Kate MccGwire — Galerie Les filles du calvaire
La galerie Les filles du calvaire abrite près de vingt œuvres, pour la majorité produites en 2021 et 2022, de l’artiste anglaise (née en 1964) qui a fait des plumes d’oiseaux la matière première de ses sculptures et pièces murales majestueuses.
Nous voilà otages d’une pulsion contradictoire : un désir de s’approcher d’elles se heurte à un mouvement de recul, instinctif. Les œuvres elles-mêmes sont doubles : dessus et dessous, inerte et mouvante, morte et vivante. Kate MccGwire nous invite à un charme sournois, qui nous capte, nous berce mais couve une trahison. Le sentiment de sécurité né de leur beauté devient inquiétant, comme la rivière tranquille qui tout à coup s’emporte. On se laisse volontiers aller à cette ruse séduisante.
Cet étrange ensorcellement est probablement celui que vit Kate MccGwire elle-même au cours de son processus de création, proche de la méditation. Une fois les plumes réunies, elle les examine, les classe — par taille, forme et couleur — et les nettoie délicatement avant de les disposer, une à une, sur une structure dont la composition est maintenue secrète. En fin de compte, chaque plume contribue à l’ensemble. Les plumes utilisées lui sont transmises par des éleveurs d’oiseaux qui les collectent pour elle. D’une mue naturelle, l’artiste poursuit la métamorphose par des gestes méticuleux et un procédé d’accumulation.
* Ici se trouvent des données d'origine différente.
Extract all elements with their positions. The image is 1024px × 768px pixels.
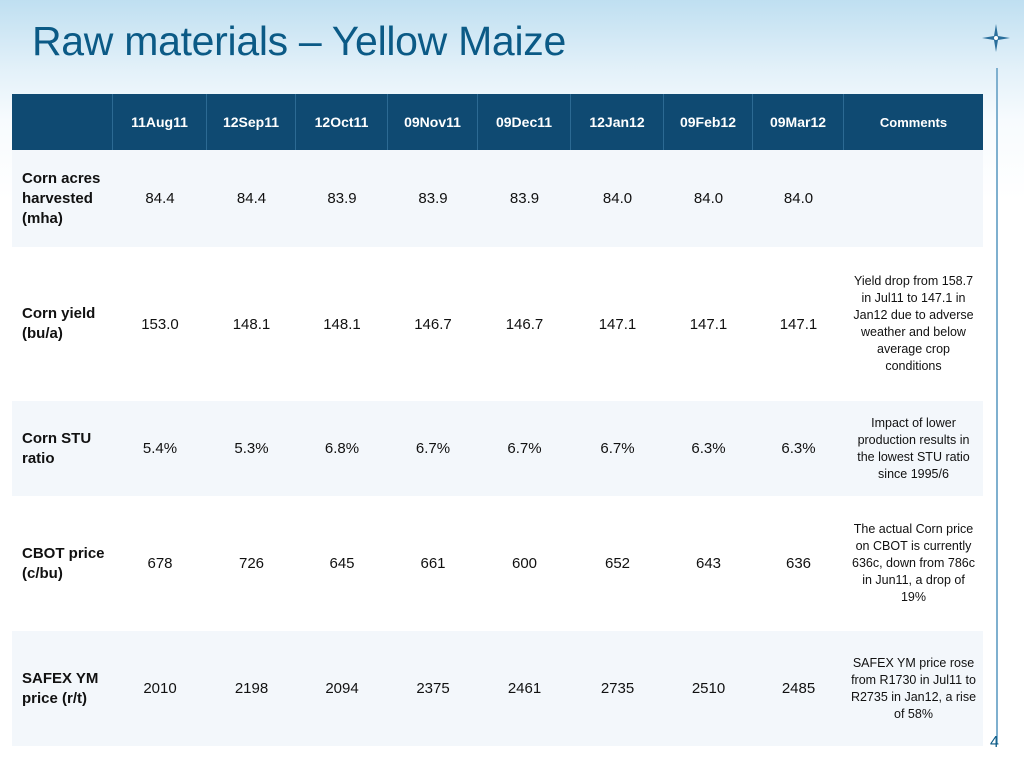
- table-cell: 146.7: [478, 247, 571, 401]
- header-cell: 09Mar12: [753, 94, 844, 150]
- table-cell: 6.7%: [388, 401, 478, 496]
- table-row: Corn STU ratio 5.4% 5.3% 6.8% 6.7% 6.7% …: [12, 401, 983, 496]
- table-cell: 6.7%: [478, 401, 571, 496]
- table-cell: 84.4: [113, 150, 207, 247]
- table-cell: 83.9: [388, 150, 478, 247]
- header-cell: 09Dec11: [478, 94, 571, 150]
- table-cell: 84.0: [753, 150, 844, 247]
- table-cell: 726: [207, 496, 296, 631]
- comment-cell: Impact of lower production results in th…: [844, 401, 983, 496]
- table-cell: 148.1: [296, 247, 388, 401]
- comment-cell: SAFEX YM price rose from R1730 in Jul11 …: [844, 631, 983, 746]
- table-cell: 643: [664, 496, 753, 631]
- comment-cell: [844, 150, 983, 247]
- table-cell: 2010: [113, 631, 207, 746]
- page-number: 4: [990, 734, 999, 751]
- table-cell: 6.3%: [664, 401, 753, 496]
- table-row: Corn acres harvested (mha) 84.4 84.4 83.…: [12, 150, 983, 247]
- header-cell: 12Oct11: [296, 94, 388, 150]
- table-cell: 600: [478, 496, 571, 631]
- table-cell: 645: [296, 496, 388, 631]
- table-cell: 148.1: [207, 247, 296, 401]
- table-cell: 83.9: [296, 150, 388, 247]
- table-cell: 146.7: [388, 247, 478, 401]
- table-cell: 2735: [571, 631, 664, 746]
- table-row: SAFEX YM price (r/t) 2010 2198 2094 2375…: [12, 631, 983, 746]
- header-cell-comments: Comments: [844, 94, 983, 150]
- table-cell: 6.3%: [753, 401, 844, 496]
- table-cell: 84.4: [207, 150, 296, 247]
- table-cell: 2510: [664, 631, 753, 746]
- header-cell: 12Jan12: [571, 94, 664, 150]
- row-label: SAFEX YM price (r/t): [12, 631, 113, 746]
- table-header-row: 11Aug11 12Sep11 12Oct11 09Nov11 09Dec11 …: [12, 94, 983, 150]
- table-cell: 2461: [478, 631, 571, 746]
- table-cell: 2375: [388, 631, 478, 746]
- header-cell: 11Aug11: [113, 94, 207, 150]
- row-label: Corn acres harvested (mha): [12, 150, 113, 247]
- header-cell: [12, 94, 113, 150]
- data-table: 11Aug11 12Sep11 12Oct11 09Nov11 09Dec11 …: [12, 94, 983, 746]
- table-cell: 147.1: [664, 247, 753, 401]
- table-cell: 5.4%: [113, 401, 207, 496]
- slide-title: Raw materials – Yellow Maize: [32, 18, 566, 64]
- table-cell: 84.0: [664, 150, 753, 247]
- table-cell: 147.1: [571, 247, 664, 401]
- header-cell: 09Nov11: [388, 94, 478, 150]
- table-cell: 652: [571, 496, 664, 631]
- table-cell: 6.8%: [296, 401, 388, 496]
- row-label: CBOT price (c/bu): [12, 496, 113, 631]
- table-cell: 6.7%: [571, 401, 664, 496]
- row-label: Corn yield (bu/a): [12, 247, 113, 401]
- table-row: Corn yield (bu/a) 153.0 148.1 148.1 146.…: [12, 247, 983, 401]
- table-row: CBOT price (c/bu) 678 726 645 661 600 65…: [12, 496, 983, 631]
- comment-cell: Yield drop from 158.7 in Jul11 to 147.1 …: [844, 247, 983, 401]
- table-cell: 2198: [207, 631, 296, 746]
- row-label: Corn STU ratio: [12, 401, 113, 496]
- compass-star-icon: [982, 24, 1010, 52]
- table-cell: 678: [113, 496, 207, 631]
- header-cell: 12Sep11: [207, 94, 296, 150]
- table-cell: 147.1: [753, 247, 844, 401]
- table-cell: 2094: [296, 631, 388, 746]
- decorative-divider-line: [996, 68, 998, 744]
- table-cell: 2485: [753, 631, 844, 746]
- table-cell: 84.0: [571, 150, 664, 247]
- table-cell: 83.9: [478, 150, 571, 247]
- table-cell: 153.0: [113, 247, 207, 401]
- table-cell: 661: [388, 496, 478, 631]
- comment-cell: The actual Corn price on CBOT is current…: [844, 496, 983, 631]
- table-cell: 5.3%: [207, 401, 296, 496]
- table-cell: 636: [753, 496, 844, 631]
- header-cell: 09Feb12: [664, 94, 753, 150]
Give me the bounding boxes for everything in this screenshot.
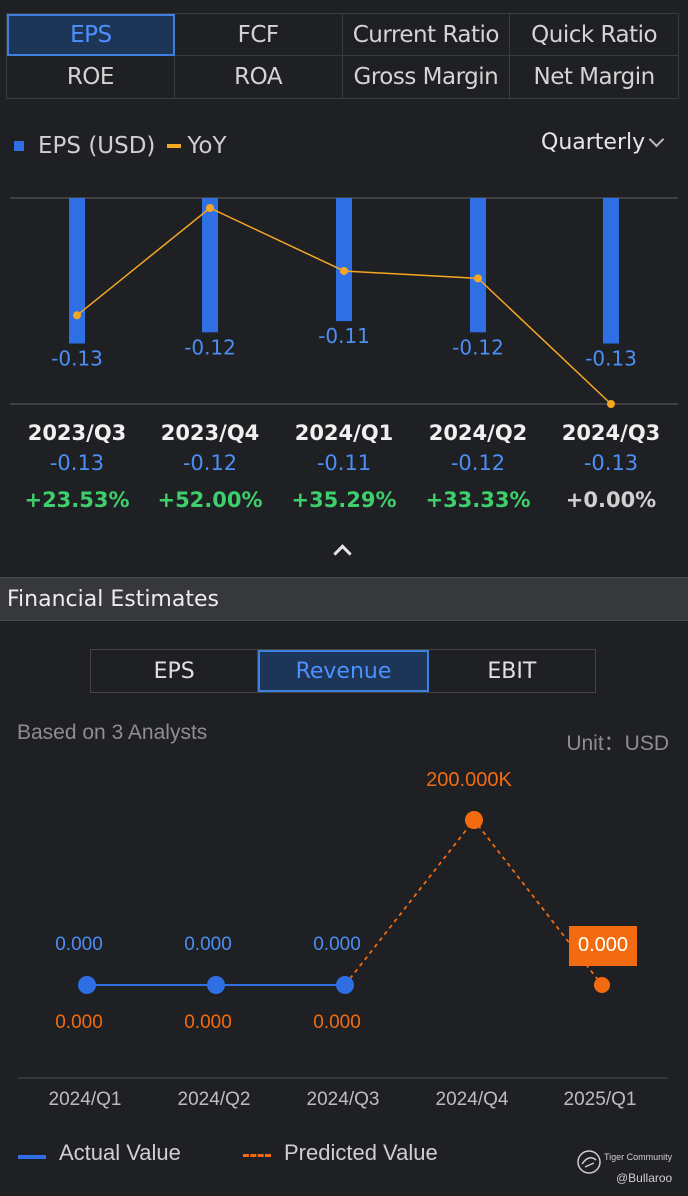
quarter-column: 2024/Q2 -0.12 +33.33% [413,421,543,512]
eps-legend-swatch [14,141,24,151]
x-tick-label: 2024/Q4 [436,1089,509,1110]
tab-net-margin[interactable]: Net Margin [533,64,656,90]
quarter-label: 2023/Q4 [160,421,260,445]
eps-bar [202,198,218,333]
metric-tabs: EPS FCF Current Ratio Quick Ratio ROE RO… [6,13,679,99]
eps-bar-label: -0.13 [51,347,103,371]
quarter-label: 2023/Q3 [27,421,127,445]
yoy-point [206,204,214,212]
watermark-user: @Bullaroo [616,1171,673,1185]
quarter-yoy-value: +33.33% [425,488,531,512]
tiger-logo-icon [577,1150,601,1174]
tab-quick-ratio[interactable]: Quick Ratio [510,14,678,56]
watermark-brand: Tiger Community [604,1152,673,1162]
tab-gross-margin[interactable]: Gross Margin [343,56,511,98]
tab-eps[interactable]: EPS [7,14,175,56]
actual-legend-label: Actual Value [59,1140,181,1165]
collapse-caret-icon[interactable] [333,544,352,563]
tab-current-ratio[interactable]: Current Ratio [342,14,511,56]
predicted-point [594,977,610,993]
x-tick-label: 2025/Q1 [564,1089,637,1110]
period-selector[interactable]: Quarterly [541,130,665,155]
eps-chart: -0.13 -0.12 -0.11 -0.12 -0.13 [10,197,678,408]
estimate-tab-revenue[interactable]: Revenue [258,650,429,692]
actual-value-label: 0.000 [313,934,361,955]
yoy-point [474,274,482,283]
predicted-value-label: 0.000 [313,1012,361,1033]
yoy-point [73,311,81,320]
yoy-point [340,266,348,275]
quarter-column: 2023/Q3 -0.13 +23.53% [12,421,142,512]
predicted-value-label: 200.000K [426,769,512,791]
predicted-value-label: 0.000 [578,934,628,956]
estimate-tab-eps[interactable]: EPS [91,650,259,692]
yoy-legend-swatch [167,144,182,148]
actual-legend: Actual Value [18,1140,181,1166]
yoy-legend-label: YoY [187,133,227,159]
tab-roe[interactable]: ROE [7,56,175,98]
eps-bar-label: -0.12 [452,335,504,359]
actual-value-label: 0.000 [184,934,232,955]
quarter-eps-value: -0.12 [450,451,506,475]
yoy-point [607,400,615,408]
quarter-eps-value: -0.11 [316,451,372,475]
eps-bar-label: -0.12 [184,335,236,359]
estimates-chart: 0.000 0.000 0.000 0.000 0.000 0.000 200.000K 0.… [18,769,668,1110]
actual-value-label: 0.000 [55,934,103,955]
eps-bar [69,198,85,344]
quarter-yoy-value: +52.00% [157,488,263,512]
predicted-legend-swatch [243,1154,271,1160]
quarter-summary: 2023/Q3 -0.13 +23.53% 2023/Q4 -0.12 +52.00% 20… [0,421,688,521]
actual-point [207,976,225,994]
unit-label: Unit：USD [566,732,669,755]
quarter-yoy-value: +35.29% [291,488,397,512]
period-label: Quarterly [541,130,646,155]
quarter-label: 2024/Q1 [294,421,394,445]
tab-fcf[interactable]: FCF [174,14,343,56]
eps-bar-label: -0.11 [318,324,370,348]
eps-chart-legend: EPS (USD) YoY [14,133,227,159]
predicted-value-box [569,926,637,966]
quarter-eps-value: -0.12 [182,451,238,475]
quarter-label: 2024/Q2 [428,421,528,445]
eps-bar [603,198,619,344]
tab-roa[interactable]: ROA [175,56,343,98]
estimate-tabs: EPS Revenue EBIT [90,649,596,693]
quarter-eps-value: -0.13 [49,451,105,475]
predicted-point [465,811,483,829]
predicted-value-label: 0.000 [184,1012,232,1033]
analyst-count: Based on 3 Analysts [17,721,208,744]
predicted-line [344,818,603,986]
eps-bar-label: -0.13 [585,347,637,371]
actual-point [336,976,354,994]
quarter-column: 2023/Q4 -0.12 +52.00% [145,421,275,512]
section-title: Financial Estimates [7,587,219,612]
chevron-down-icon [648,131,665,148]
financial-estimates-header: Financial Estimates [0,577,688,621]
quarter-label: 2024/Q3 [561,421,661,445]
quarter-column: 2024/Q1 -0.11 +35.29% [279,421,409,512]
x-tick-label: 2024/Q2 [178,1089,251,1110]
x-tick-label: 2024/Q3 [307,1089,380,1110]
eps-legend-label: EPS (USD) [38,133,156,159]
predicted-legend-label: Predicted Value [284,1140,438,1165]
x-tick-label: 2024/Q1 [49,1089,122,1110]
quarter-eps-value: -0.13 [583,451,639,475]
quarter-column: 2024/Q3 -0.13 +0.00% [546,421,676,512]
quarter-yoy-value: +23.53% [24,488,130,512]
actual-legend-swatch [18,1155,46,1159]
predicted-value-label: 0.000 [55,1012,103,1033]
eps-bar [470,198,486,333]
watermark: Tiger Community @Bullaroo [576,1144,686,1190]
predicted-legend: Predicted Value [243,1140,438,1166]
actual-point [78,976,96,994]
eps-bar [336,198,352,322]
quarter-yoy-value: +0.00% [565,488,657,512]
estimate-tab-ebit[interactable]: EBIT [487,658,537,684]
Courant, marée, vagues… Le champ lexical de l’eau vient à l’esprit quand on contemple les œuvres de Kate MccGwire. Il s’agit pour l’artiste d’une source d’inspiration centrale. Depuis l’enfance, qu’elle a passée dans les paysages humides du comté de Norfolk en Angleterre, elle observe avec attention la nature et les animaux au bord des eaux. Lorsqu’elle obtient son diplôme de sculpture au Royal College of Art en 2004 — à l’âge de 40 ans –, elle installe son atelier dans une péniche amarrée sur la Tamise, dans le sud-ouest de Londres, où elle continue aujourd’hui, à l’occasion de ses baignades et promenades quotidiennes, d’observer la vie de l’eau, ses cycles et ses motifs, parfois perturbée par l’intervention humaine qui interrompt ou détourne son écoulement.
C’est pourtant au cœur d’une capitale, dans le troisième arrondissement de Paris, que ses sculptures résident en ce début de printemps. Alors que Kate MccGwire a souvent exposé dans des lieux anciens, son œuvre organique dialogue ici avec une architecture moderne, brute et lumineuse — la galerie Les filles du calvaire prenant place dans un bâtiment industriel de 300 m2 sur deux niveaux. La lumière naturelle est un judicieux partenaire de jeu pour les créations de l’artiste : les rayons de soleil qui transpercent la verrière révèlent les abondantes variations de couleurs des plumes, différentes selon les spécimens d’oiseaux (pie, oie, coq, faisan, corbeau, pigeon).
Le lieu, avec ses murs, sols et plafonds d’un blanc éblouissant, offre aux sculptures de Kate MccGwire un écrin nouveau, presque aseptisé, si bien que l’exposition est moins proche du cabinet de curiosité que du laboratoire scientifique. Ces créatures endormies, séquestrées dans des prisons de verre et de métal, détonnent, débordent, semblent pouvoir s’échapper à tout instant, nous montrer leurs têtes, leurs griffes et leur rage de vivre libre — vivre avec le contre-courant, « undertow » qui donne son titre de l’exposition.
Il suffirait qu’elles trouvent, à l’intérieur d’elles-mêmes, les chemins souterrains et cavités ondoyantes. Et si ces formes, entrelacées comme des boas affectueux, étaient plutôt des entrailles élégantes, boyaux et vaisseaux vêtus de leur plus belle parure ? Finalement les œuvres de Kate MccGwire prennent aussi racine dans l’obscurité de la terre. Les dessins de la série Vermiculus datant de 2016, convoqués ici, éclairent cette dimension charnelle de l’exposition : des asticots, recouverts de graphite, ont tracé de fines ramifications rampant depuis le centre vers l’extérieur.
L’exposition Undertow témoigne de la rencontre poétique entre la création de Kate MccGwire et la galerie Les filles du calvaire où les formes de l’artiste ont trouvé une terre pour grandir, muter, vivre, jusqu’à la prochaine escale.